Low Incidence of Acute Graft-VS.-Host Disease (GVHD) Using Tacrolimus (TAC) and Mycophenolate Mofetil (MMF) after Matched Sibling Donor (MSD) Non-Myeloablative Stem-Cell Transplants (NST) Conditioned with Fludarabine (FLU) and Low-Dose Total Body Irradiation (TBI).

2004 
Randomized studies after conventional allografting showed that in combination with methotrexate TAC was superior to cyclosporine for prevention of acute GVHD. Using the Seattle conditioning regimen of FLU/low-dose TBI we evaluated TAC/MMF as a substitute for cyclosporine/MMF as post-grafting immunosuppression after MSD PBPC NST. Thirty-two patients (median age 57, range 32–68 years), who were poor candidates for a conventional myeloablative transplant, were enrolled. Patient diagnoses included lymphoma (N=12) (7 follicular, 2 transformed, 1 mantle-cell, 1 diffuse large cell, 1 NK), myeloma (N=12), high-grade MDS (N=5), AML (N=2), Hodgkin’s (N=1).
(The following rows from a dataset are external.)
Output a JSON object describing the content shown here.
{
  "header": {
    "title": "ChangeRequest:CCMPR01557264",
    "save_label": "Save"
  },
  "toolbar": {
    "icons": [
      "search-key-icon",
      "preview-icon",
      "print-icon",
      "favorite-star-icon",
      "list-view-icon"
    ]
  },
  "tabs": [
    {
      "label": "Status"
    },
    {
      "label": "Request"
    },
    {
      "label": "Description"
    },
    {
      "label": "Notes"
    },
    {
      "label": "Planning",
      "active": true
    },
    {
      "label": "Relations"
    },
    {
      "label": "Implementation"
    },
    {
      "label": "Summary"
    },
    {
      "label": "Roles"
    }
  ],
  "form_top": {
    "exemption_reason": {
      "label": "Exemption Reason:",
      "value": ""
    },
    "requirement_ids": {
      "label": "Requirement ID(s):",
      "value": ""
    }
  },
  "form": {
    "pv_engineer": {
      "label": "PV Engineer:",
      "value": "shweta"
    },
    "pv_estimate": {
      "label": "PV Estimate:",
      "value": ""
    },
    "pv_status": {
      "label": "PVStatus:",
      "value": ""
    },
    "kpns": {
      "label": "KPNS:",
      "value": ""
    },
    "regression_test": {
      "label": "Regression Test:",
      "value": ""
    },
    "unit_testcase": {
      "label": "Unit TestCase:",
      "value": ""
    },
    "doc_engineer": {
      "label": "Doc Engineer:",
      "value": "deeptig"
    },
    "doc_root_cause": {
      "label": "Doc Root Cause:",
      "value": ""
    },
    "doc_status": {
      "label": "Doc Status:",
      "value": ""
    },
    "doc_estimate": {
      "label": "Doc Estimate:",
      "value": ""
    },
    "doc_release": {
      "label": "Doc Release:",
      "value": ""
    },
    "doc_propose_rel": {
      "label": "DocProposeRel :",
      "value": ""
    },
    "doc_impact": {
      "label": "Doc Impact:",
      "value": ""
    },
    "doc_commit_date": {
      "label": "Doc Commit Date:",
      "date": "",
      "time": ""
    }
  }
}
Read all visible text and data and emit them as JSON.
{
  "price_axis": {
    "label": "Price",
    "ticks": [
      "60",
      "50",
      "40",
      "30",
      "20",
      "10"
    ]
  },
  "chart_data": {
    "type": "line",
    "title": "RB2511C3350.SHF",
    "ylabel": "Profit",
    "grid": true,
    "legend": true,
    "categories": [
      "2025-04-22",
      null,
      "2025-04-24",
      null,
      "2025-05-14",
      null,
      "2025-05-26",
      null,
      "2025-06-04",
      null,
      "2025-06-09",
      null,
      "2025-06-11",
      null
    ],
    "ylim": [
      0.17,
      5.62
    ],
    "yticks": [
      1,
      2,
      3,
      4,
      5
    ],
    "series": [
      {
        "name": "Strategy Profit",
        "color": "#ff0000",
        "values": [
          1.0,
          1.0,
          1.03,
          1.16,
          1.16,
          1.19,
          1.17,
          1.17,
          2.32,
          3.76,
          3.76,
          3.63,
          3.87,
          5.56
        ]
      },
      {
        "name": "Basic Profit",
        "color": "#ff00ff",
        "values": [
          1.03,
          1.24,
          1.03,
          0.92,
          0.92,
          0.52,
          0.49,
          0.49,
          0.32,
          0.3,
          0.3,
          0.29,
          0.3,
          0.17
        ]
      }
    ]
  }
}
Patients were conditioned with FLU (30 mg/m 2 /d x 3), TBI (200 cGy), were infused donor PBPCs on day 0, and received GVHD prophylaxis with TAC (0.06 mg/kg PO b.i.d. from day −3), targeting initially 10–20 ng/mL, and MMF (15 mg/kg PO b.i.d., from day 0 to +27, discontinued without taper). TAC was tapered from day +100 to +180 and from day +35 to +56, in those patients with indolent (N=25) and aggressive malignancies (N=7), respectively. Regimen toxicities and myelosuppression were mild, allowing 75% of patients to have entirely outpatient transplantations. One patient (3%) experienced a non-fatal graft rejection. The % patients with mixed/donor T-cell chimerism were as follows: 1 month: 77%/23%, 3 mo: 86%/14%, and 1 yr: 20%/80%. Five patients (15.6%) experienced stage II–IV acute GVHD, presenting at median day +61. Eleven patients (34%) experienced chronic GVHD (1 limited, 10 extensive) at median onset day +190. In 6 of those patients (22%), chronic CVHD was not elicited by immunosuppression withdrawal or DLI upon tumor progression. Day+100 transplant-related mortality (TRM) was 0%. Overall TRM was 9%, with 3 deaths from GVHD-related multiorgan failure on days +105, +343, and +354, respectively. At median follow-up of 19 (2–41) months, 20 patients (62.5%) were alive, 17 patients (53%) remained progression-free, 13 of them (41%) in complete remission. Median progression-free and overall survival times were 21 and 33 months, respectively. Conclusion: TAC/MMF after a MSD NST provides effective acute GVHD prophylaxis, and is associated with an excellent early safety profile. As compared to reported outcomes with cyclosporine/MMF, acute GVHD incidence appeared lower and onset was delayed.